US Operator
About The Position
We are seeking a meticulous and quality minded Operations Technician that works in a production Laboratory and/or Cleanroom setting to support the manufacturing of our bone graft product families. The technician will perform assembly, inspection, packaging, and documentation tasks in accordance with GMP, ISO 13485, and FDA regulations. This role is critical to ensuring product quality, traceability, and compliance throughout the production process. In the beginning, this role will support the validation and commencement of our new manufacturing facility in Alpharetta, Georgia. This is a full-time/hourly, onsite position. The payrate is $24.04 an hour.
Requirements
- Bachelor’s degree in Biology, Chemistry Engineering, Biology, or related field required.
- 0-2+ years in Operations within an ISO13485 regulated industry
- Experience working in an ISO 7 or ISO 8 cleanroom manufacturing process
- Experience working with lean manufacturing principles and with in a 6S program.
- Strong attention to detail and ability to follow precise work instructions.
- Excellent communication and interpersonal abilities
- Ability to stand for up to 8 hours/day
- Understanding in lean methodologies, Six Sigma tools and working within a 6S program.
- Proficiency within an ERP or MES systems, preferably in Microsoft Dynamics 365.
- Ability to travel domestic and international
Nice To Haves
- Lean Six Sigma Green Belt Certification preferred
Responsibilities
- Support the commencement of our new manufacturing facility in Alpharetta, Georgia.

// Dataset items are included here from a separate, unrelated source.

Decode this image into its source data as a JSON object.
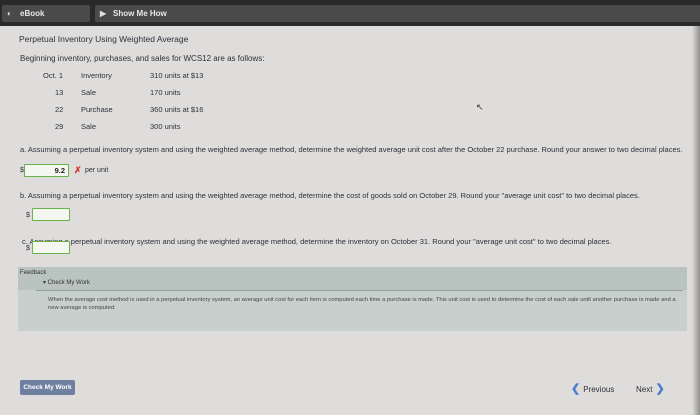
{
  "tabs": {
    "ebook": "eBook",
    "show_me": "Show Me How"
  },
  "problem": {
    "title": "Perpetual Inventory Using Weighted Average",
    "intro": "Beginning inventory, purchases, and sales for WCS12 are as follows:",
    "rows": [
      {
        "date": "Oct. 1",
        "type": "Inventory",
        "detail": "310 units at $13"
      },
      {
        "date": "13",
        "type": "Sale",
        "detail": "170 units"
      },
      {
        "date": "22",
        "type": "Purchase",
        "detail": "360 units at $16"
      },
      {
        "date": "29",
        "type": "Sale",
        "detail": "300 units"
      }
    ]
  },
  "questions": {
    "a": {
      "text": "a. Assuming a perpetual inventory system and using the weighted average method, determine the weighted average unit cost after the October 22 purchase. Round your answer to two decimal places.",
      "currency": "$",
      "answer": "9.2",
      "mark": "✗",
      "unit": "per unit"
    },
    "b": {
      "text": "b. Assuming a perpetual inventory system and using the weighted average method, determine the cost of goods sold on October 29. Round your \"average unit cost\" to two decimal places.",
      "currency": "$"
    },
    "c": {
      "text": "c. Assuming a perpetual inventory system and using the weighted average method, determine the inventory on October 31. Round your \"average unit cost\" to two decimal places.",
      "currency": "$"
    }
  },
  "feedback": {
    "label": "Feedback",
    "check": "▾ Check My Work",
    "text": "When the average cost method is used in a perpetual inventory system, an average unit cost for each item is computed each time a purchase is made. This unit cost is used to determine the cost of each sale until another purchase is made and a new average is computed."
  },
  "footer": {
    "check_button": "Check My Work",
    "previous": "Previous",
    "next": "Next"
  },
  "colors": {
    "input_border": "#69b24a",
    "error": "#d23a2a",
    "nav_accent": "#4a7dd0"
  }
}
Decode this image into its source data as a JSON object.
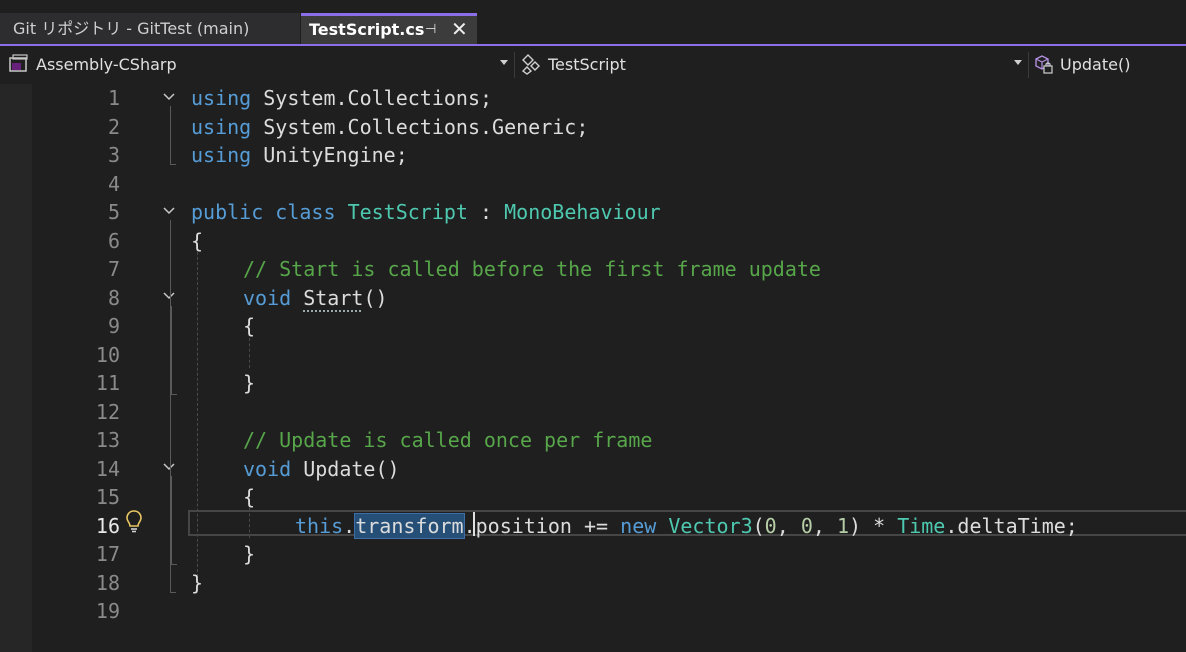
{
  "tabs": [
    {
      "label": "Git リポジトリ - GitTest (main)",
      "active": false
    },
    {
      "label": "TestScript.cs",
      "active": true
    }
  ],
  "tab_icons": {
    "pin": "pin-icon",
    "close": "close-icon"
  },
  "navbar": {
    "project": "Assembly-CSharp",
    "class": "TestScript",
    "member": "Update()"
  },
  "editor": {
    "current_line": 16,
    "lines": [
      {
        "n": "1"
      },
      {
        "n": "2"
      },
      {
        "n": "3"
      },
      {
        "n": "4"
      },
      {
        "n": "5"
      },
      {
        "n": "6"
      },
      {
        "n": "7"
      },
      {
        "n": "8"
      },
      {
        "n": "9"
      },
      {
        "n": "10"
      },
      {
        "n": "11"
      },
      {
        "n": "12"
      },
      {
        "n": "13"
      },
      {
        "n": "14"
      },
      {
        "n": "15"
      },
      {
        "n": "16"
      },
      {
        "n": "17"
      },
      {
        "n": "18"
      },
      {
        "n": "19"
      }
    ],
    "tokens": {
      "using": "using",
      "ns1": "System.Collections;",
      "ns2": "System.Collections.Generic;",
      "ns3": "UnityEngine;",
      "public": "public",
      "class": "class",
      "classname": "TestScript",
      "colon": ":",
      "base": "MonoBehaviour",
      "open_brace": "{",
      "close_brace": "}",
      "comment_start": "// Start is called before the first frame update",
      "void": "void",
      "start": "Start",
      "parens": "()",
      "comment_update": "// Update is called once per frame",
      "update": "Update",
      "this": "this",
      "dot": ".",
      "transform": "transform",
      "position": ".position",
      "plus_eq": "+=",
      "new": "new",
      "vector3": "Vector3",
      "lparen": "(",
      "n0a": "0",
      "comma": ",",
      "n0b": "0",
      "n1": "1",
      "rparen": ")",
      "star": "*",
      "time": "Time",
      "delta": ".deltaTime;"
    }
  },
  "colors": {
    "keyword": "#569cd6",
    "type": "#4ec9b0",
    "comment": "#57a64a",
    "number": "#b5cea8",
    "accent": "#8a6fe8"
  }
}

- Traveling to our Bilthoven , Netherlands manufacturing location for on-the-job training and knowledge transfer.
- Support the Execution of our IQ/OQ/PQ validation process prior to go-live of our new manufacturing
- Support the development and continuous improvement of our training program .
- Perform manual and semi-automated assembly of our Magnetos product family in an ISO Class 8 cleanroom and controlled lab environment.

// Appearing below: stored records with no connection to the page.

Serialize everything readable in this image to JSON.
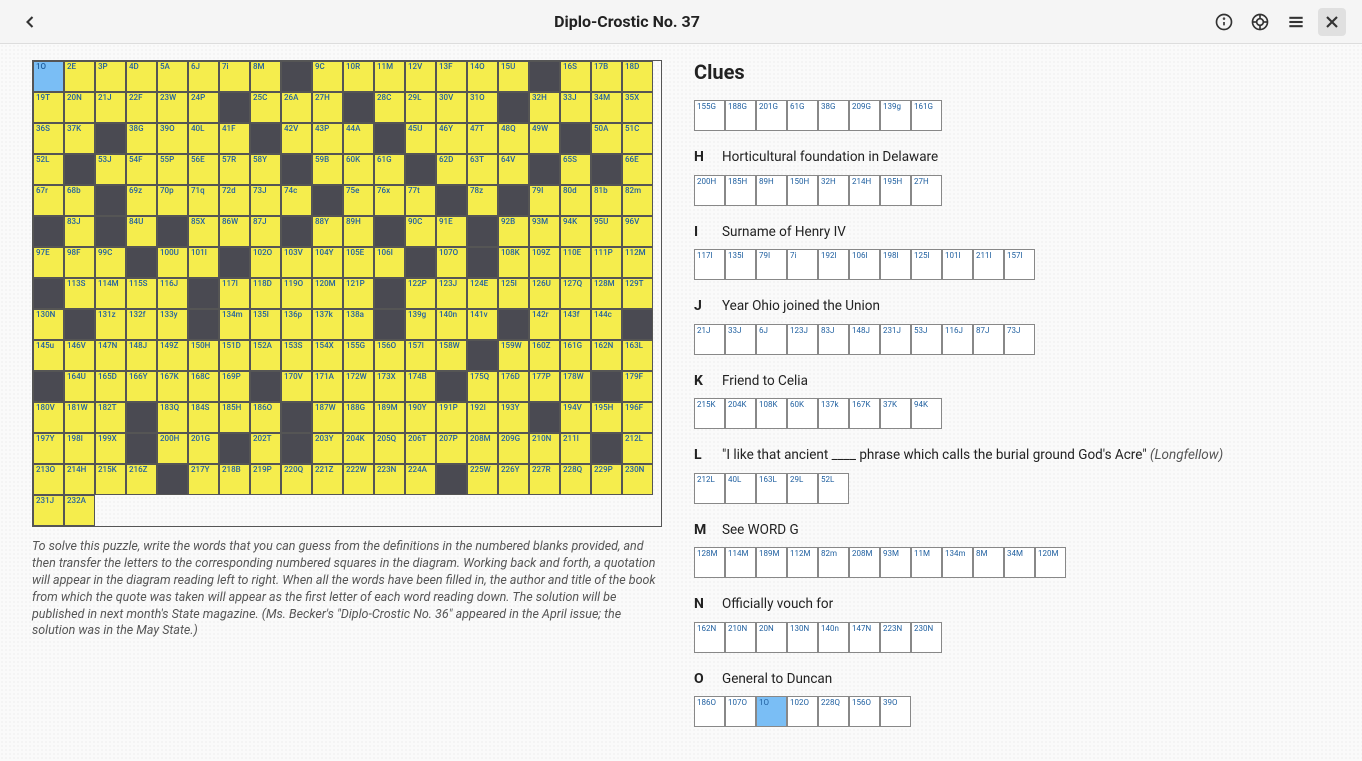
{
  "header": {
    "title": "Diplo-Crostic No. 37"
  },
  "grid": {
    "cols": 20,
    "cells": [
      [
        "1O",
        "a"
      ],
      [
        "2E",
        "f"
      ],
      [
        "3P",
        "f"
      ],
      [
        "4D",
        "f"
      ],
      [
        "5A",
        "f"
      ],
      [
        "6J",
        "f"
      ],
      [
        "7i",
        "f"
      ],
      [
        "8M",
        "f"
      ],
      [
        "",
        "b"
      ],
      [
        "9C",
        "f"
      ],
      [
        "10R",
        "f"
      ],
      [
        "11M",
        "f"
      ],
      [
        "12V",
        "f"
      ],
      [
        "13F",
        "f"
      ],
      [
        "14O",
        "f"
      ],
      [
        "15U",
        "f"
      ],
      [
        "",
        "b"
      ],
      [
        "16S",
        "f"
      ],
      [
        "17B",
        "f"
      ],
      [
        "18D",
        "f"
      ],
      [
        "19T",
        "f"
      ],
      [
        "20N",
        "f"
      ],
      [
        "21J",
        "f"
      ],
      [
        "22F",
        "f"
      ],
      [
        "23W",
        "f"
      ],
      [
        "24P",
        "f"
      ],
      [
        "",
        "b"
      ],
      [
        "25C",
        "f"
      ],
      [
        "26A",
        "f"
      ],
      [
        "27H",
        "f"
      ],
      [
        "",
        "b"
      ],
      [
        "28C",
        "f"
      ],
      [
        "29L",
        "f"
      ],
      [
        "30V",
        "f"
      ],
      [
        "31O",
        "f"
      ],
      [
        "",
        "b"
      ],
      [
        "32H",
        "f"
      ],
      [
        "33J",
        "f"
      ],
      [
        "34M",
        "f"
      ],
      [
        "35X",
        "f"
      ],
      [
        "36S",
        "f"
      ],
      [
        "37K",
        "f"
      ],
      [
        "",
        "b"
      ],
      [
        "38G",
        "f"
      ],
      [
        "39O",
        "f"
      ],
      [
        "40L",
        "f"
      ],
      [
        "41F",
        "f"
      ],
      [
        "",
        "b"
      ],
      [
        "42V",
        "f"
      ],
      [
        "43P",
        "f"
      ],
      [
        "44A",
        "f"
      ],
      [
        "",
        "b"
      ],
      [
        "45U",
        "f"
      ],
      [
        "46Y",
        "f"
      ],
      [
        "47T",
        "f"
      ],
      [
        "48Q",
        "f"
      ],
      [
        "49W",
        "f"
      ],
      [
        "",
        "b"
      ],
      [
        "50A",
        "f"
      ],
      [
        "51C",
        "f"
      ],
      [
        "52L",
        "f"
      ],
      [
        "",
        "b"
      ],
      [
        "53J",
        "f"
      ],
      [
        "54F",
        "f"
      ],
      [
        "55P",
        "f"
      ],
      [
        "56E",
        "f"
      ],
      [
        "57R",
        "f"
      ],
      [
        "58Y",
        "f"
      ],
      [
        "",
        "b"
      ],
      [
        "59B",
        "f"
      ],
      [
        "60K",
        "f"
      ],
      [
        "61G",
        "f"
      ],
      [
        "",
        "b"
      ],
      [
        "62D",
        "f"
      ],
      [
        "63T",
        "f"
      ],
      [
        "64V",
        "f"
      ],
      [
        "",
        "b"
      ],
      [
        "65S",
        "f"
      ],
      [
        "",
        "b"
      ],
      [
        "66E",
        "f"
      ],
      [
        "67r",
        "f"
      ],
      [
        "68b",
        "f"
      ],
      [
        "",
        "b"
      ],
      [
        "69z",
        "f"
      ],
      [
        "70p",
        "f"
      ],
      [
        "71q",
        "f"
      ],
      [
        "72d",
        "f"
      ],
      [
        "73J",
        "f"
      ],
      [
        "74c",
        "f"
      ],
      [
        "",
        "b"
      ],
      [
        "75e",
        "f"
      ],
      [
        "76x",
        "f"
      ],
      [
        "77t",
        "f"
      ],
      [
        "",
        "b"
      ],
      [
        "78z",
        "f"
      ],
      [
        "",
        "b"
      ],
      [
        "79I",
        "f"
      ],
      [
        "80d",
        "f"
      ],
      [
        "81b",
        "f"
      ],
      [
        "82m",
        "f"
      ],
      [
        "",
        "b"
      ],
      [
        "83J",
        "f"
      ],
      [
        "",
        "b"
      ],
      [
        "84U",
        "f"
      ],
      [
        "",
        "b"
      ],
      [
        "85X",
        "f"
      ],
      [
        "86W",
        "f"
      ],
      [
        "87J",
        "f"
      ],
      [
        "",
        "b"
      ],
      [
        "88Y",
        "f"
      ],
      [
        "89H",
        "f"
      ],
      [
        "",
        "b"
      ],
      [
        "90C",
        "f"
      ],
      [
        "91E",
        "f"
      ],
      [
        "",
        "b"
      ],
      [
        "92B",
        "f"
      ],
      [
        "93M",
        "f"
      ],
      [
        "94K",
        "f"
      ],
      [
        "95U",
        "f"
      ],
      [
        "96V",
        "f"
      ],
      [
        "97E",
        "f"
      ],
      [
        "98F",
        "f"
      ],
      [
        "99C",
        "f"
      ],
      [
        "",
        "b"
      ],
      [
        "100U",
        "f"
      ],
      [
        "101I",
        "f"
      ],
      [
        "",
        "b"
      ],
      [
        "102O",
        "f"
      ],
      [
        "103V",
        "f"
      ],
      [
        "104Y",
        "f"
      ],
      [
        "105E",
        "f"
      ],
      [
        "106I",
        "f"
      ],
      [
        "",
        "b"
      ],
      [
        "107O",
        "f"
      ],
      [
        "",
        "b"
      ],
      [
        "108K",
        "f"
      ],
      [
        "109Z",
        "f"
      ],
      [
        "110E",
        "f"
      ],
      [
        "111P",
        "f"
      ],
      [
        "112M",
        "f"
      ],
      [
        "",
        "b"
      ],
      [
        "113S",
        "f"
      ],
      [
        "114M",
        "f"
      ],
      [
        "115S",
        "f"
      ],
      [
        "116J",
        "f"
      ],
      [
        "",
        "b"
      ],
      [
        "117I",
        "f"
      ],
      [
        "118D",
        "f"
      ],
      [
        "119O",
        "f"
      ],
      [
        "120M",
        "f"
      ],
      [
        "121P",
        "f"
      ],
      [
        "",
        "b"
      ],
      [
        "122P",
        "f"
      ],
      [
        "123J",
        "f"
      ],
      [
        "124E",
        "f"
      ],
      [
        "125I",
        "f"
      ],
      [
        "126U",
        "f"
      ],
      [
        "127Q",
        "f"
      ],
      [
        "128M",
        "f"
      ],
      [
        "129T",
        "f"
      ],
      [
        "130N",
        "f"
      ],
      [
        "",
        "b"
      ],
      [
        "131z",
        "f"
      ],
      [
        "132f",
        "f"
      ],
      [
        "133y",
        "f"
      ],
      [
        "",
        "b"
      ],
      [
        "134m",
        "f"
      ],
      [
        "135I",
        "f"
      ],
      [
        "136p",
        "f"
      ],
      [
        "137k",
        "f"
      ],
      [
        "138a",
        "f"
      ],
      [
        "",
        "b"
      ],
      [
        "139g",
        "f"
      ],
      [
        "140n",
        "f"
      ],
      [
        "141v",
        "f"
      ],
      [
        "",
        "b"
      ],
      [
        "142r",
        "f"
      ],
      [
        "143f",
        "f"
      ],
      [
        "144c",
        "f"
      ],
      [
        "",
        "b"
      ],
      [
        "145u",
        "f"
      ],
      [
        "146V",
        "f"
      ],
      [
        "147N",
        "f"
      ],
      [
        "148J",
        "f"
      ],
      [
        "149Z",
        "f"
      ],
      [
        "150H",
        "f"
      ],
      [
        "151D",
        "f"
      ],
      [
        "152A",
        "f"
      ],
      [
        "153S",
        "f"
      ],
      [
        "154X",
        "f"
      ],
      [
        "155G",
        "f"
      ],
      [
        "156O",
        "f"
      ],
      [
        "157I",
        "f"
      ],
      [
        "158W",
        "f"
      ],
      [
        "",
        "b"
      ],
      [
        "159W",
        "f"
      ],
      [
        "160Z",
        "f"
      ],
      [
        "161G",
        "f"
      ],
      [
        "162N",
        "f"
      ],
      [
        "163L",
        "f"
      ],
      [
        "",
        "b"
      ],
      [
        "164U",
        "f"
      ],
      [
        "165D",
        "f"
      ],
      [
        "166Y",
        "f"
      ],
      [
        "167K",
        "f"
      ],
      [
        "168C",
        "f"
      ],
      [
        "169P",
        "f"
      ],
      [
        "",
        "b"
      ],
      [
        "170V",
        "f"
      ],
      [
        "171A",
        "f"
      ],
      [
        "172W",
        "f"
      ],
      [
        "173X",
        "f"
      ],
      [
        "174B",
        "f"
      ],
      [
        "",
        "b"
      ],
      [
        "175Q",
        "f"
      ],
      [
        "176D",
        "f"
      ],
      [
        "177P",
        "f"
      ],
      [
        "178W",
        "f"
      ],
      [
        "",
        "b"
      ],
      [
        "179F",
        "f"
      ],
      [
        "180V",
        "f"
      ],
      [
        "181W",
        "f"
      ],
      [
        "182T",
        "f"
      ],
      [
        "",
        "b"
      ],
      [
        "183Q",
        "f"
      ],
      [
        "184S",
        "f"
      ],
      [
        "185H",
        "f"
      ],
      [
        "186O",
        "f"
      ],
      [
        "",
        "b"
      ],
      [
        "187W",
        "f"
      ],
      [
        "188G",
        "f"
      ],
      [
        "189M",
        "f"
      ],
      [
        "190Y",
        "f"
      ],
      [
        "191P",
        "f"
      ],
      [
        "192I",
        "f"
      ],
      [
        "193Y",
        "f"
      ],
      [
        "",
        "b"
      ],
      [
        "194V",
        "f"
      ],
      [
        "195H",
        "f"
      ],
      [
        "196F",
        "f"
      ],
      [
        "197Y",
        "f"
      ],
      [
        "198I",
        "f"
      ],
      [
        "199X",
        "f"
      ],
      [
        "",
        "b"
      ],
      [
        "200H",
        "f"
      ],
      [
        "201G",
        "f"
      ],
      [
        "",
        "b"
      ],
      [
        "202T",
        "f"
      ],
      [
        "",
        "b"
      ],
      [
        "203Y",
        "f"
      ],
      [
        "204K",
        "f"
      ],
      [
        "205Q",
        "f"
      ],
      [
        "206T",
        "f"
      ],
      [
        "207P",
        "f"
      ],
      [
        "208M",
        "f"
      ],
      [
        "209G",
        "f"
      ],
      [
        "210N",
        "f"
      ],
      [
        "211I",
        "f"
      ],
      [
        "",
        "b"
      ],
      [
        "212L",
        "f"
      ],
      [
        "213O",
        "f"
      ],
      [
        "214H",
        "f"
      ],
      [
        "215K",
        "f"
      ],
      [
        "216Z",
        "f"
      ],
      [
        "",
        "b"
      ],
      [
        "217Y",
        "f"
      ],
      [
        "218B",
        "f"
      ],
      [
        "219P",
        "f"
      ],
      [
        "220Q",
        "f"
      ],
      [
        "221Z",
        "f"
      ],
      [
        "222W",
        "f"
      ],
      [
        "223N",
        "f"
      ],
      [
        "224A",
        "f"
      ],
      [
        "",
        "b"
      ],
      [
        "225W",
        "f"
      ],
      [
        "226Y",
        "f"
      ],
      [
        "227R",
        "f"
      ],
      [
        "228Q",
        "f"
      ],
      [
        "229P",
        "f"
      ],
      [
        "230N",
        "f"
      ],
      [
        "231J",
        "f"
      ],
      [
        "232A",
        "f"
      ]
    ]
  },
  "instructions": "To solve this puzzle, write the words that you can guess from the definitions in the numbered blanks provided, and then transfer the letters to the corresponding numbered squares in the diagram. Working back and forth, a quotation will appear in the diagram reading left to right. When all the words have been filled in, the author and title of the book from which the quote was taken will appear as the first letter of each word reading down. The solution will be published in next month's State magazine. (Ms. Becker's \"Diplo-Crostic No. 36\" appeared in the April issue; the solution was in the May State.)",
  "clues_title": "Clues",
  "clues": [
    {
      "letter": "",
      "text": "",
      "cells": [
        "155G",
        "188G",
        "201G",
        "61G",
        "38G",
        "209G",
        "139g",
        "161G"
      ]
    },
    {
      "letter": "H",
      "text": "Horticultural foundation in Delaware",
      "cells": [
        "200H",
        "185H",
        "89H",
        "150H",
        "32H",
        "214H",
        "195H",
        "27H"
      ]
    },
    {
      "letter": "I",
      "text": "Surname of Henry IV",
      "cells": [
        "117I",
        "135I",
        "79I",
        "7i",
        "192I",
        "106I",
        "198I",
        "125I",
        "101I",
        "211I",
        "157I"
      ]
    },
    {
      "letter": "J",
      "text": "Year Ohio joined the Union",
      "cells": [
        "21J",
        "33J",
        "6J",
        "123J",
        "83J",
        "148J",
        "231J",
        "53J",
        "116J",
        "87J",
        "73J"
      ]
    },
    {
      "letter": "K",
      "text": "Friend to Celia",
      "cells": [
        "215K",
        "204K",
        "108K",
        "60K",
        "137k",
        "167K",
        "37K",
        "94K"
      ]
    },
    {
      "letter": "L",
      "text": "\"I like that ancient ____ phrase which calls the burial ground God's Acre\"",
      "attrib": "(Longfellow)",
      "cells": [
        "212L",
        "40L",
        "163L",
        "29L",
        "52L"
      ]
    },
    {
      "letter": "M",
      "text": "See WORD G",
      "cells": [
        "128M",
        "114M",
        "189M",
        "112M",
        "82m",
        "208M",
        "93M",
        "11M",
        "134m",
        "8M",
        "34M",
        "120M"
      ]
    },
    {
      "letter": "N",
      "text": "Officially vouch for",
      "cells": [
        "162N",
        "210N",
        "20N",
        "130N",
        "140n",
        "147N",
        "223N",
        "230N"
      ]
    },
    {
      "letter": "O",
      "text": "General to Duncan",
      "cells": [
        "186O",
        "107O",
        "1O",
        "102O",
        "228Q",
        "156O",
        "39O"
      ],
      "active_index": 2
    }
  ]
}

- Follow detailed work instructions, standard operating procedures (SOPs), and batch records accurately.
- Operate and maintain cleanroom equipment and tools (e.g., graduated cylinders, vibration tables, scales, vacuum sealers, ovens, dispensers).
- Perform in-process inspections to verify quality specifications.
- Handle sterile or non-sterile packaging and labeling of finished products, ensuring lot control and traceability.
- Maintain cleanroom gowning protocols and adhere strictly to contamination control and hygiene standards.
- Accurately complete production documentation, including batch records, in compliance with FDA 21 CFR Part 820 and ISO 13485.
- Report deviations, non-conformances, or equipment malfunctions to quality personnel promptly.
- Support cleaning, calibration, and routine maintenance of equipment and cleanroom areas.
- Collaborate with Quality, Process Development Engineering, R&D and Production teams on continuous improvement initiatives and process validations.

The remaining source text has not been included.